DiGTF: A Difference-Guided Two-Stage Fusion Framework for Multimodal Sentiment Analysis

Hui Liu, Minghua Nuo, Rui Li, Chengyi Zhou

Published: 2025, Last Modified: 24 Apr 2026NLPCC (3) 2025EveryoneRevisionsBibTeXCC BY-SA 4.0

Abstract: Multimodal Sentiment Analysis (MSA) aims to understand human emotions by combining information from different modalities. Despite recent advances, existing methods often struggle to effectively leverage task-relevant signals from non-verbal modalities, particularly in scenarios where textual semantics are ambiguous or incomplete. To address this issue, we propose DiGTF, a Difference-Guided Two-Stage Fusion Framework that enhances textual representations by integrating refined audio and video features. First, we introduce Disentangled Irrelevance Removal (DIR), which employs a dual cross-attention mechanism to disentangle audio-video representations into modality-invariant, sentiment-relevant, and task-irrelevant components, preserving the sentiment-relevant features.

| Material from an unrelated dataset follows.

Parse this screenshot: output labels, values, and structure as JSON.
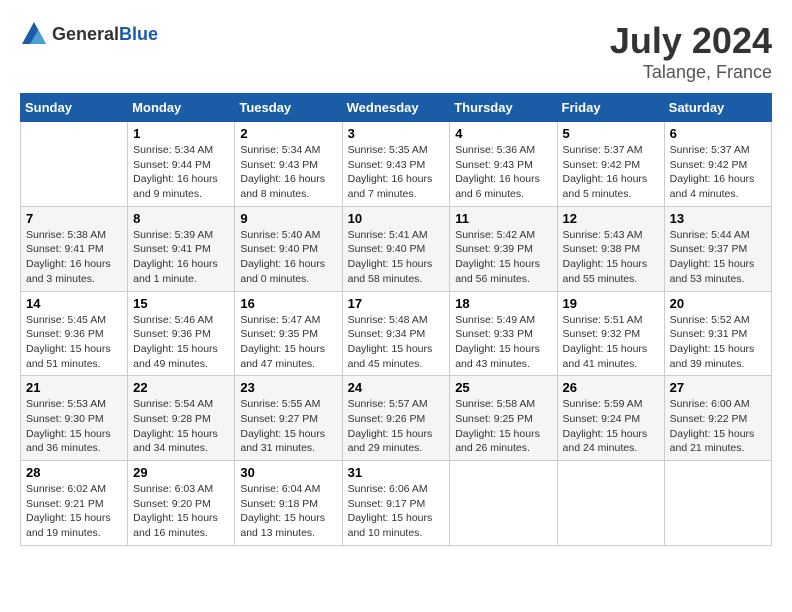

Then, we design a two-stage fusion strategy to enhance semantic representations. The first stage, Difference-Guided Fusion (DGF) adaptively incorporates cross-modal differences that align with sentiment cues into the textual features. The second stage, Multi-View Fusion (MVF) leverages a cross-scale attention mechanism to integrate the diverse fused representations and capture complex emotional patterns. Extensive experiments on three benchmark MSA datasets CMU-MOSI, CMU-MOSEI, and CH-SIMS demonstrate that DiGTF achieves outstanding performance.